Sibel Oral: “Ben sadece sizin okurunuzum sevgili Murathan Mungan”

okuma süresi 7 dakika
Murathan Mungan'ın doğum gününde Sibel Oral'la konuştuk. Gazeteci yazar Oral, "doludizgin okur" olarak konuştu. İyi de etti. Bize de "iyi ki doğrun Murathan Mungan" demesi düştü.

İlk tesadüf ettiğin Murathan Mungan metni hangisiydi? Aklında mı?

Omayra! O, ilk dizede “Cevabı ömür süren bir soru bıraktım sana” dedi ve ben kalakaldım. Muhteşemdi tanışmamız. Tesadüfen babamın kitaplarını karıştırırken bulmuştum. 16 yaşında filan olmalıyım. Kitaplıkla yemek masası arasında daracık bir yer vardı ve ayakta oraya sıkışıp, dakikalarca sayfalarını çevirdiğimi hatırlıyorum. Kendi kendime çok kez ben de sayıklamıştım “sayıklayan bir ağaç gibiyim omayra” diye. Birkaç gün sürdü bu hal. Daha sonra şimdi hatırlamadığım bir Mungan kitabı daha almıştım. Lisede matematik dersinde sınıfın en arkasında dersi dinlemeyip o kitabı okurken yakalandım. Sınıftan çıkarıp yok yazmıştı öğretmen beni. Devamsızlığım zaten sınırdaydı ama hiç umursamayıp kantinde okumaya devam etmiştim.

omayra-onkapak

Çok çalışkan bir entelektüel Mungan. İlk ne dersin onunla ilgili? Şair mi, romancı mı, tiyatro yazarı mı, hikâyeci mi, denemeci mi? Biri ötekinden nasıl ayrılıyor dersin konu MM olunca?
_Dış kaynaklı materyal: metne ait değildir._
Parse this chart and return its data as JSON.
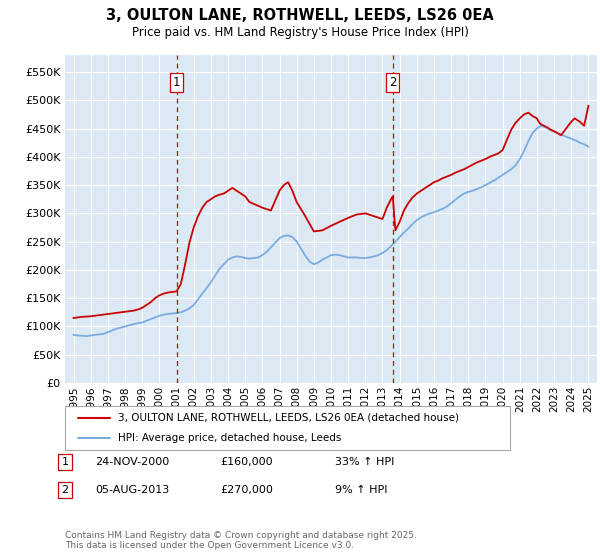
{
  "title": "3, OULTON LANE, ROTHWELL, LEEDS, LS26 0EA",
  "subtitle": "Price paid vs. HM Land Registry's House Price Index (HPI)",
  "ylim": [
    0,
    580000
  ],
  "xlim_year_start": 1994.5,
  "xlim_year_end": 2025.5,
  "yticks": [
    0,
    50000,
    100000,
    150000,
    200000,
    250000,
    300000,
    350000,
    400000,
    450000,
    500000,
    550000
  ],
  "ytick_labels": [
    "£0",
    "£50K",
    "£100K",
    "£150K",
    "£200K",
    "£250K",
    "£300K",
    "£350K",
    "£400K",
    "£450K",
    "£500K",
    "£550K"
  ],
  "xticks": [
    1995,
    1996,
    1997,
    1998,
    1999,
    2000,
    2001,
    2002,
    2003,
    2004,
    2005,
    2006,
    2007,
    2008,
    2009,
    2010,
    2011,
    2012,
    2013,
    2014,
    2015,
    2016,
    2017,
    2018,
    2019,
    2020,
    2021,
    2022,
    2023,
    2024,
    2025
  ],
  "background_color": "#ffffff",
  "plot_bg_color": "#dce9f5",
  "grid_color": "#ffffff",
  "red_line_color": "#cc0000",
  "blue_line_color": "#7aace0",
  "vline_color": "#cc0000",
  "purchase1_year": 2001.0,
  "purchase1_price": 160000,
  "purchase1_label": "1",
  "purchase1_date": "24-NOV-2000",
  "purchase1_hpi": "33% ↑ HPI",
  "purchase2_year": 2013.6,
  "purchase2_price": 270000,
  "purchase2_label": "2",
  "purchase2_date": "05-AUG-2013",
  "purchase2_hpi": "9% ↑ HPI",
  "legend_line1": "3, OULTON LANE, ROTHWELL, LEEDS, LS26 0EA (detached house)",
  "legend_line2": "HPI: Average price, detached house, Leeds",
  "footer": "Contains HM Land Registry data © Crown copyright and database right 2025.\nThis data is licensed under the Open Government Licence v3.0.",
  "hpi_years": [
    1995.0,
    1995.25,
    1995.5,
    1995.75,
    1996.0,
    1996.25,
    1996.5,
    1996.75,
    1997.0,
    1997.25,
    1997.5,
    1997.75,
    1998.0,
    1998.25,
    1998.5,
    1998.75,
    1999.0,
    1999.25,
    1999.5,
    1999.75,
    2000.0,
    2000.25,
    2000.5,
    2000.75,
    2001.0,
    2001.25,
    2001.5,
    2001.75,
    2002.0,
    2002.25,
    2002.5,
    2002.75,
    2003.0,
    2003.25,
    2003.5,
    2003.75,
    2004.0,
    2004.25,
    2004.5,
    2004.75,
    2005.0,
    2005.25,
    2005.5,
    2005.75,
    2006.0,
    2006.25,
    2006.5,
    2006.75,
    2007.0,
    2007.25,
    2007.5,
    2007.75,
    2008.0,
    2008.25,
    2008.5,
    2008.75,
    2009.0,
    2009.25,
    2009.5,
    2009.75,
    2010.0,
    2010.25,
    2010.5,
    2010.75,
    2011.0,
    2011.25,
    2011.5,
    2011.75,
    2012.0,
    2012.25,
    2012.5,
    2012.75,
    2013.0,
    2013.25,
    2013.5,
    2013.75,
    2014.0,
    2014.25,
    2014.5,
    2014.75,
    2015.0,
    2015.25,
    2015.5,
    2015.75,
    2016.0,
    2016.25,
    2016.5,
    2016.75,
    2017.0,
    2017.25,
    2017.5,
    2017.75,
    2018.0,
    2018.25,
    2018.5,
    2018.75,
    2019.0,
    2019.25,
    2019.5,
    2019.75,
    2020.0,
    2020.25,
    2020.5,
    2020.75,
    2021.0,
    2021.25,
    2021.5,
    2021.75,
    2022.0,
    2022.25,
    2022.5,
    2022.75,
    2023.0,
    2023.25,
    2023.5,
    2023.75,
    2024.0,
    2024.25,
    2024.5,
    2024.75,
    2025.0
  ],
  "hpi_values": [
    85000,
    84000,
    83500,
    83000,
    84000,
    85000,
    86000,
    87000,
    90000,
    93000,
    96000,
    98000,
    100000,
    102000,
    104000,
    106000,
    107000,
    110000,
    113000,
    116000,
    119000,
    121000,
    122000,
    123000,
    123500,
    125000,
    128000,
    132000,
    138000,
    148000,
    158000,
    168000,
    178000,
    190000,
    202000,
    210000,
    218000,
    222000,
    224000,
    223000,
    221000,
    220000,
    221000,
    222000,
    226000,
    232000,
    240000,
    248000,
    256000,
    260000,
    261000,
    258000,
    250000,
    238000,
    225000,
    215000,
    210000,
    213000,
    218000,
    222000,
    226000,
    227000,
    226000,
    224000,
    222000,
    222000,
    222000,
    221000,
    221000,
    222000,
    224000,
    226000,
    230000,
    235000,
    242000,
    250000,
    258000,
    266000,
    273000,
    281000,
    288000,
    293000,
    297000,
    300000,
    302000,
    305000,
    308000,
    312000,
    318000,
    324000,
    330000,
    335000,
    338000,
    340000,
    343000,
    346000,
    350000,
    354000,
    358000,
    363000,
    368000,
    373000,
    378000,
    385000,
    396000,
    410000,
    428000,
    442000,
    450000,
    455000,
    452000,
    448000,
    445000,
    441000,
    438000,
    435000,
    432000,
    429000,
    425000,
    422000,
    418000
  ],
  "price_years": [
    1995.0,
    1995.25,
    1995.5,
    1995.75,
    1996.0,
    1996.25,
    1996.5,
    1996.75,
    1997.0,
    1997.25,
    1997.5,
    1997.75,
    1998.0,
    1998.25,
    1998.5,
    1998.75,
    1999.0,
    1999.25,
    1999.5,
    1999.75,
    2000.0,
    2000.25,
    2000.5,
    2000.75,
    2001.0,
    2001.25,
    2001.5,
    2001.75,
    2002.0,
    2002.25,
    2002.5,
    2002.75,
    2003.0,
    2003.25,
    2003.5,
    2003.75,
    2004.0,
    2004.25,
    2004.5,
    2005.0,
    2005.25,
    2006.0,
    2006.5,
    2007.0,
    2007.25,
    2007.5,
    2007.75,
    2008.0,
    2008.5,
    2009.0,
    2009.5,
    2010.0,
    2010.5,
    2011.0,
    2011.5,
    2012.0,
    2012.5,
    2013.0,
    2013.25,
    2013.5,
    2013.6,
    2013.75,
    2014.0,
    2014.25,
    2014.5,
    2014.75,
    2015.0,
    2015.25,
    2015.5,
    2015.75,
    2016.0,
    2016.25,
    2016.5,
    2016.75,
    2017.0,
    2017.25,
    2017.5,
    2017.75,
    2018.0,
    2018.25,
    2018.5,
    2018.75,
    2019.0,
    2019.25,
    2019.5,
    2019.75,
    2020.0,
    2020.25,
    2020.5,
    2020.75,
    2021.0,
    2021.25,
    2021.5,
    2021.75,
    2022.0,
    2022.1,
    2022.2,
    2022.4,
    2022.6,
    2022.8,
    2023.0,
    2023.2,
    2023.4,
    2023.7,
    2024.0,
    2024.2,
    2024.5,
    2024.75,
    2025.0
  ],
  "price_values": [
    115000,
    116000,
    117000,
    117500,
    118000,
    119000,
    120000,
    121000,
    122000,
    123000,
    124000,
    125000,
    126000,
    127000,
    128000,
    130000,
    133000,
    138000,
    143000,
    150000,
    155000,
    158000,
    160000,
    161000,
    162000,
    175000,
    210000,
    248000,
    275000,
    295000,
    310000,
    320000,
    325000,
    330000,
    333000,
    335000,
    340000,
    345000,
    340000,
    330000,
    320000,
    310000,
    305000,
    340000,
    350000,
    355000,
    340000,
    320000,
    295000,
    268000,
    270000,
    278000,
    285000,
    292000,
    298000,
    300000,
    295000,
    290000,
    310000,
    325000,
    330000,
    270000,
    285000,
    305000,
    318000,
    328000,
    335000,
    340000,
    345000,
    350000,
    355000,
    358000,
    362000,
    365000,
    368000,
    372000,
    375000,
    378000,
    382000,
    386000,
    390000,
    393000,
    396000,
    400000,
    403000,
    406000,
    412000,
    430000,
    448000,
    460000,
    468000,
    475000,
    478000,
    472000,
    468000,
    462000,
    458000,
    455000,
    452000,
    448000,
    445000,
    442000,
    438000,
    450000,
    462000,
    468000,
    462000,
    455000,
    490000
  ]
}
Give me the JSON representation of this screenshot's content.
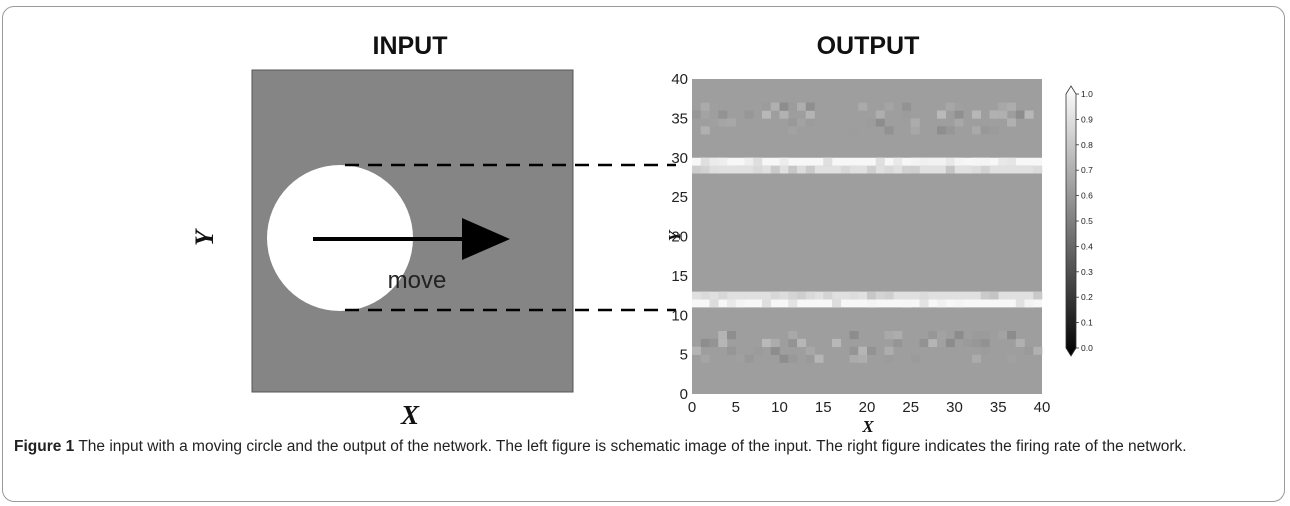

Şair ve hikayeci daha ağır basıyor olabilir ama bilmiyorum. O benim için her şeyiyle Murathan Mungan. Yazdığı tüm metinlere ruhu sirayet ediyor, birbirinden ayırmam çok güç. Ama onu metinlerinden ayıran ve çözemediğim bir hali var benim için. Geçen yıl evine gitmiştim Mungan’ın. Bahçesinde tadilat tamirat gibi can sıkan işler vardı. Yanılmıyorsam balkonda sardunyalar vardı, ben onlara hayran hayran bakıyordum o da balkondan bahçeye uzunca baktı. Gözüm takıldı. O uzun ve çözemeyeceğim derinlikteki bakışı aklıma çok takılmıştı. Tesadüf o dönem sık sık bir yerlerde bir araya geliyorduk. Diyarbakır’a gittik, Bir Dersim Hikâyesi kitabının paneli vardı, akşamına kalabalık bir masanın başında oturuyordu. Bir ara yine onu uzuuun ya da ne bileyim uzağa bakarken gördüm. Birkaç hafta sonra da yine tuhaf bir tesadüfle karşılaştık, bir meyhanede sırt sırta oturduk. Arada birbirimize dönüp bir şeyler konuştuk. Ama ben hep acaba yine öyle uzun, uzağa bakıyor mu diye düşünüyordum. Yazdıklarını birbirinden ayıramam ama o bakışını hem yazdıklarından hem de yüzlerce insanın arasında da olsa ayırabilirim. Peki ne o bakış? Bilmiyorum, belki de o boş bakıyor; ben şaşkın okur, ben anlam arayan gazeteci doldurmaya çalışıyorum o bakışın içini. Belki benim oyunum bu, bilmiyorum.

birdersimhikayesibuyukkeyif

Bir de belki sorunla alakasız ama ben bir de edebiyat dışında Türkiye üzerine düşünen, yazan, söyleyecek çok sözü olan bir “aydın bir entelektüel” Murathan Mungan var benim kafamda. Ben gazete sahibi olsam, Murathan Mungan benim gazetemin yazarı olsun isterdim. Ne istiyorsa yazsın; canımıza okuyan bu sistemin, bu tarihin, bu adamların, yani olan biten her şeye dair nasıl istiyorsa öyle yazsın isterdim. Türkiye’ye çimdik atsın isterdim.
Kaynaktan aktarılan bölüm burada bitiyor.